In economics, an important idiom is ceteris paribus, which is a Latin phrase for “all else being equal”. This dominant assumption is used to help isolate economic variables to show clearly their effects. However, this may not always be the case as we are humans, and so we are impulsive, short-sighted, and quite often irrational. This idea is more deeply explored in behavioural economics.
Behavioural economics, a subfield of economics, focuses on the psychological, social, and emotional factors we employ when making decisions. In the past, these components used to be ignored because it was believed that it would be harder to predict human behaviour in relation to economic laws. Nonetheless, this topic has recently started to be taken more seriously and many have started blending behavioural economics with psychology and other related fields. This is all done to understand when and why people behave differently from what the conventional economic models suggest.
Nudge theory applied to environmental care: reduced cigarette litter in London by 47% in 2017 according to Southend Council
An important concept in behavioural economics is Nudge Theory, simplistically described as gentle encouragements “to help people make better choices to lead a healthier, wealthier, and happier life”. It is based on the idea that people don’t always act rationally: they tend to act “irrationally - but in predictable ways”.
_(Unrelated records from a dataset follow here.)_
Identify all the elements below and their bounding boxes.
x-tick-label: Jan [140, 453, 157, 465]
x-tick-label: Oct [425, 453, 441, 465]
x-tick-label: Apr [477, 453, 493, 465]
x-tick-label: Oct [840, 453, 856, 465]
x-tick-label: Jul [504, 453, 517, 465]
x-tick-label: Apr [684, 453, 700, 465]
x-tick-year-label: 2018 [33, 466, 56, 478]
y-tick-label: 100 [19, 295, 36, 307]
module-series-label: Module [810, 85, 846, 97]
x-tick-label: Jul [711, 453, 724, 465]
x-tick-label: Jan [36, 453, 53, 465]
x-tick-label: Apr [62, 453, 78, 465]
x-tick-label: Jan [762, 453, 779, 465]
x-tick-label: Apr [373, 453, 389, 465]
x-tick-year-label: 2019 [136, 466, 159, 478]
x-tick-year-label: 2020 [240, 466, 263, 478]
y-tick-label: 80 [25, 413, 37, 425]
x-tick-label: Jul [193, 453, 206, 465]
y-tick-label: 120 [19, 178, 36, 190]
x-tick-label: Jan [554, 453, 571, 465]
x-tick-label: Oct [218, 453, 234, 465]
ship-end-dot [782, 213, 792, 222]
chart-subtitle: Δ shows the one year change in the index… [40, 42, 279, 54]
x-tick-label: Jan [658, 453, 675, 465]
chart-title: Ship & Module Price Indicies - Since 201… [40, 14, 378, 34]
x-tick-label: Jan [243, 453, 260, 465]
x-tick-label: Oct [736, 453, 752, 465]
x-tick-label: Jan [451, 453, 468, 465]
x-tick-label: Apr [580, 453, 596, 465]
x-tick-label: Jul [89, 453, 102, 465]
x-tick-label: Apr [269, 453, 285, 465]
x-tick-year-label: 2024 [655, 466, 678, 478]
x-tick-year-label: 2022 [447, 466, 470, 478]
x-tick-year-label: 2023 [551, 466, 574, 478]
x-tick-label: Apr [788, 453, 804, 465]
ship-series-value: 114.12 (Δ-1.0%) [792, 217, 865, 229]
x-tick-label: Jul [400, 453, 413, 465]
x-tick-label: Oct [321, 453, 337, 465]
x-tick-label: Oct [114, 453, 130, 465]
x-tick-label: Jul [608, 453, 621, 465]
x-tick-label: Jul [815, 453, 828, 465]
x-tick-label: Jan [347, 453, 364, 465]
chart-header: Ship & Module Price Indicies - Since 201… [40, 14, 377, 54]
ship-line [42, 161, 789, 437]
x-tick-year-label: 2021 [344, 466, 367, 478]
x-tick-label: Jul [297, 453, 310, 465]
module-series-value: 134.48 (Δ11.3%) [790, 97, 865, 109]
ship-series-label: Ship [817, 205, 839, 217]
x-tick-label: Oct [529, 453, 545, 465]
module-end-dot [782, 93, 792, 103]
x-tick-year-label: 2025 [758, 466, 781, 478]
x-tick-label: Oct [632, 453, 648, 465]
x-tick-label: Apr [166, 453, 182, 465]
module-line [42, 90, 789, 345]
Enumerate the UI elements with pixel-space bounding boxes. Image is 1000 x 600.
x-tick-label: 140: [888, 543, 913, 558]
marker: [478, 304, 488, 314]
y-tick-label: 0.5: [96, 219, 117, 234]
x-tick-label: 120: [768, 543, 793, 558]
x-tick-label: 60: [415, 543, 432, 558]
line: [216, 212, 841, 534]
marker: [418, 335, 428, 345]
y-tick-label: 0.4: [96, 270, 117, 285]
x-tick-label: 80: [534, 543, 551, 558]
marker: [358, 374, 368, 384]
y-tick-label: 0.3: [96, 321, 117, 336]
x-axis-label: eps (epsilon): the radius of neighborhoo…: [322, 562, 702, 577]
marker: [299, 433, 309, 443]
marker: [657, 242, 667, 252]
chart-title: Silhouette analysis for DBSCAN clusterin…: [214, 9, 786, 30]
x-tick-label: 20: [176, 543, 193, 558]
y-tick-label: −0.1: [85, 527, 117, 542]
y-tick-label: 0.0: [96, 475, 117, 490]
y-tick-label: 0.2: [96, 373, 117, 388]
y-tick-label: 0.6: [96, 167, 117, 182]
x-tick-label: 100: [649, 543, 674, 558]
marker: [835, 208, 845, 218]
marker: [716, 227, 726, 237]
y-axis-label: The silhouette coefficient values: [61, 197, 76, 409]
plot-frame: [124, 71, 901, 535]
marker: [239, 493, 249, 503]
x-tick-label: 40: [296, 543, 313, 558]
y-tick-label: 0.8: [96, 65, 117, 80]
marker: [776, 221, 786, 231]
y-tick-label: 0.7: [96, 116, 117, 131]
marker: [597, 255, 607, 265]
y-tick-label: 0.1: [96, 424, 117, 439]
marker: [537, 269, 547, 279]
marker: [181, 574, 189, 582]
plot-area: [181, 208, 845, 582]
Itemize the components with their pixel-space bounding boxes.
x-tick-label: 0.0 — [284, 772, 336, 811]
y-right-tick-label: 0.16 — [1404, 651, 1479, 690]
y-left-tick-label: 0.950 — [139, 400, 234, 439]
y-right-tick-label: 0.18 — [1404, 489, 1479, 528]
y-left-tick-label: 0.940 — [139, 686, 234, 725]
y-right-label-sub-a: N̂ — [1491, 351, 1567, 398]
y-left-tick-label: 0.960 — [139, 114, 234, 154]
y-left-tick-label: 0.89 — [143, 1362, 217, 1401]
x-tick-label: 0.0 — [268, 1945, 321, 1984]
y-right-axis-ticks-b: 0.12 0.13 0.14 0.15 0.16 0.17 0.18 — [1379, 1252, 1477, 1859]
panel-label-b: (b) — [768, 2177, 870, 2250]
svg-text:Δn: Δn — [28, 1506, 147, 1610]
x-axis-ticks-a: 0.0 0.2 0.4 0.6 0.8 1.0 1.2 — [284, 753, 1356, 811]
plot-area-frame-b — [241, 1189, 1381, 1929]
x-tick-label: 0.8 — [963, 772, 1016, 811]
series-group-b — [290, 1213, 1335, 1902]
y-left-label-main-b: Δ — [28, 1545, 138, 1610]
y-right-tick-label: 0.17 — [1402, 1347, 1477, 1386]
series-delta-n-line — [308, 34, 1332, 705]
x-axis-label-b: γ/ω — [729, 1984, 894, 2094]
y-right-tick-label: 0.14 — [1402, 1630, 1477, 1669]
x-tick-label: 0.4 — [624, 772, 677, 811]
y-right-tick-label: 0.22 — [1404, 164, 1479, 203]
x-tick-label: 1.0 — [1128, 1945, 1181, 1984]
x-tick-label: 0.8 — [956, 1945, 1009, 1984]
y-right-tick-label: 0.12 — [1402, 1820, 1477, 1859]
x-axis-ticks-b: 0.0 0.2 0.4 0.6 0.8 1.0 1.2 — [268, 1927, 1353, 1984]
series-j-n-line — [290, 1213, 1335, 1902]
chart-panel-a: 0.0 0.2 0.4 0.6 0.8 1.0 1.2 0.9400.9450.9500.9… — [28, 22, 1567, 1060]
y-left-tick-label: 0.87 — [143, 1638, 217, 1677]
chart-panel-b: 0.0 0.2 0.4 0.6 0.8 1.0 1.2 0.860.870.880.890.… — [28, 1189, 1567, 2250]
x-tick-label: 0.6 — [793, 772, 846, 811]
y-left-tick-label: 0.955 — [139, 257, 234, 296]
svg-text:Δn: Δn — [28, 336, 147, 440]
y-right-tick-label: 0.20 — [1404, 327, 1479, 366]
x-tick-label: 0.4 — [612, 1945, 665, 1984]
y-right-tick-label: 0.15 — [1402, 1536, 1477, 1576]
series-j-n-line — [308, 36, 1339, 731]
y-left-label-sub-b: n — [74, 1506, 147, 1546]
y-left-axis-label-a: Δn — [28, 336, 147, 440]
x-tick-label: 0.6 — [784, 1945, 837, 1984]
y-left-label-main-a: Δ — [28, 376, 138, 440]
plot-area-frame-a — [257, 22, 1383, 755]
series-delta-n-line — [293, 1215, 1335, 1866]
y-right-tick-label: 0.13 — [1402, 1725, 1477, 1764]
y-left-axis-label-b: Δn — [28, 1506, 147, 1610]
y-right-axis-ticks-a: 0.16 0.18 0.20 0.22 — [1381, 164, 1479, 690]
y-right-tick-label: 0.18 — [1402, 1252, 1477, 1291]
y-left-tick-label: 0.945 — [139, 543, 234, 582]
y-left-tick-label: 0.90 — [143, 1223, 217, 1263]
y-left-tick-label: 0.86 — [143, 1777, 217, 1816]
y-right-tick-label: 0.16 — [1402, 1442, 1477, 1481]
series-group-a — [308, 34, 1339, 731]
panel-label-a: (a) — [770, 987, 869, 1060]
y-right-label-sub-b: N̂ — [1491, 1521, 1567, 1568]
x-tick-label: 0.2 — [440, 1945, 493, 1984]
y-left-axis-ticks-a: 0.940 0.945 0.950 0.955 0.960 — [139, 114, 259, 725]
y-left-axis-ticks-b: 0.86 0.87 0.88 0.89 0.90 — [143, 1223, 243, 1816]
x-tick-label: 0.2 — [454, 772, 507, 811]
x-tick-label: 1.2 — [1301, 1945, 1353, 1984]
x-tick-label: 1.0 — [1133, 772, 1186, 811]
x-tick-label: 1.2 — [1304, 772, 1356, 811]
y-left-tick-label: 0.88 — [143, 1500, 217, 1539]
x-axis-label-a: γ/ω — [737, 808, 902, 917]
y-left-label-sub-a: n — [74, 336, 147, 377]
For example, to reduce the consumption of cigarettes, governments have imposed a regulation that every packet must contain a warning along with a graphic picture about negative health effects of smoking. The World Health Organisation shows the regulation’s efficiency as it states that former smokers found the pictures an important factor in their attempt to quit.
Nudge theory applied to promote healthy choices: Germany saw increased usage of stairs after installing a piano-sounding staircase (increased use by an average of 66%)
Nudge Theory was proposed by Richard Thaler, Noble Prize Winner, and Cass Sunstein, professor in Harvard Law School, in their book Nudge: Improving Decisions about Health, Wealth, and Happiness. Thaler and Sunstein clearly propose a different system of human thinking, which suggests we sustain two mindsets when making decisions. One is called the “Automatic System” (which they have associated with the figure of Homer Simpson) where the responses to decisions are rapid and instinctive. The other, the “Reflective System” (associated with Mr. Spock of Star Trek fame) expresses a self-conscious choice.
Unfortunately, Homer makes mistakes, such as eating one, two or three donuts. Fortunately, however, Homer’s mistakes are predictable, and he can be encouraged to make better choices. How? By giving him a nudge, which does not forbid or change the choice at all. The goal of such an action would be to ensure that healthy food would be consumed but junk food would not be banned. At the basis of all of this, there is the concept of libertarian paternalism by which it is reasonable and legitimate for private and public institutions to affect behaviour whilst continuing to respect freedom of choice.
With these factors taken in consideration, we can understand why ceteris paribus cannot be accurately applied if the psychological side of economics is also considered.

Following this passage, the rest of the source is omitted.